I met this wonderful person a few months ago and last time we met , i learnt something shocking about her.

i knew she had to go for an operation a month of so ago and i've been concerned with her health and last time i met up with her, she confessed that she has cancer. and she's only 24. she's young, extremely smart, pretty and simply an amazing person. i already admire her and when i learnt of that, i was simply overwhelmed. how she manages to look so happy and work so hard at everything is beyond me. she works full time and studies full time and tutors her sister and scores top marks and is always so positive. i felt ashamed of myself for whinging about the smallest things and of not appreciating my life more. she's gotten over the cancer now after a few chemo treatments but there are some complications that she doesn't even know what they are. the doctors and her family refuse to tell her until the exams are over, and that sounds so ominous to me. and she's been told the cancer can come back anytime. she was telling me of the pain and trauma she went through and the possibility that she will never have kids etc..... my heart just broke. i wish her all the best.

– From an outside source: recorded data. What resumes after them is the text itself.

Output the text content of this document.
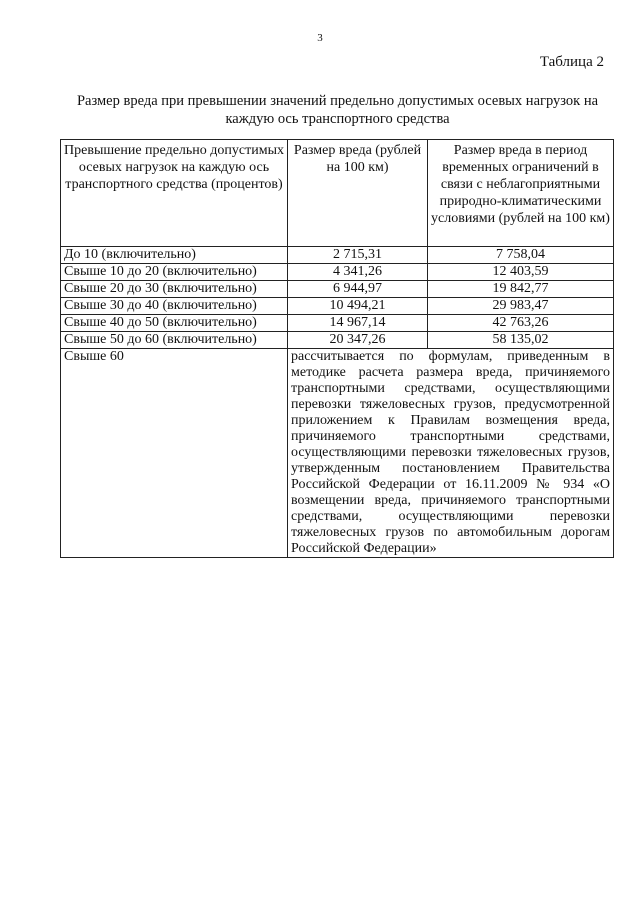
3
Таблица 2
Размер вреда при превышении значений предельно допустимых осевых нагрузок на каждую ось транспортного средства
Превышение предельно допустимых осевых нагрузок на каждую ось транспортного средства (процентов)	Размер вреда (рублей на 100 км)	Размер вреда в период временных ограничений в связи с неблагоприятными природно-климатическими условиями (рублей на 100 км)
До 10 (включительно)	2 715,31	7 758,04
Свыше 10 до 20 (включительно)	4 341,26	12 403,59
Свыше 20 до 30 (включительно)	6 944,97	19 842,77
Свыше 30 до 40 (включительно)	10 494,21	29 983,47
Свыше 40 до 50 (включительно)	14 967,14	42 763,26
Свыше 50 до 60 (включительно)	20 347,26	58 135,02
Свыше 60	рассчитывается по формулам, приведенным в методике расчета размера вреда, причиняемого транспортными средствами, осуществляющими перевозки тяжеловесных грузов, предусмотренной приложением к Правилам возмещения вреда, причиняемого транспортными средствами, осуществляющими перевозки тяжеловесных грузов, утвержденным постановлением Правительства Российской Федерации от 16.11.2009 № 934 «О возмещении вреда, причиняемого транспортными средствами, осуществляющими перевозки тяжеловесных грузов по автомобильным дорогам Российской Федерации»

you hear of people our age getting cancer but often we think of them as news stories or research statistics. we don't expect these things to happen to us or people we know. such cases seem to be getting more and more common and i truly wish no one has to go through all that. another friend of mine's father is striken with cancer as well and he's always lived the healthiest lifestyle. at this moment, he is on his deathbed. sometimes i wonder why do people bother living or having kids when the world we are living in seem to be so barren and diseased? with all the advancement in science, instead of making life simpler, it seems to be making life more and more insufferable. at the same time, my friends' experiences will be a contant reminder to treasure what i have while i have it. and it's an affirmation to me that i shall continue living everyday, expecting to die someday of a painful, cancerous death.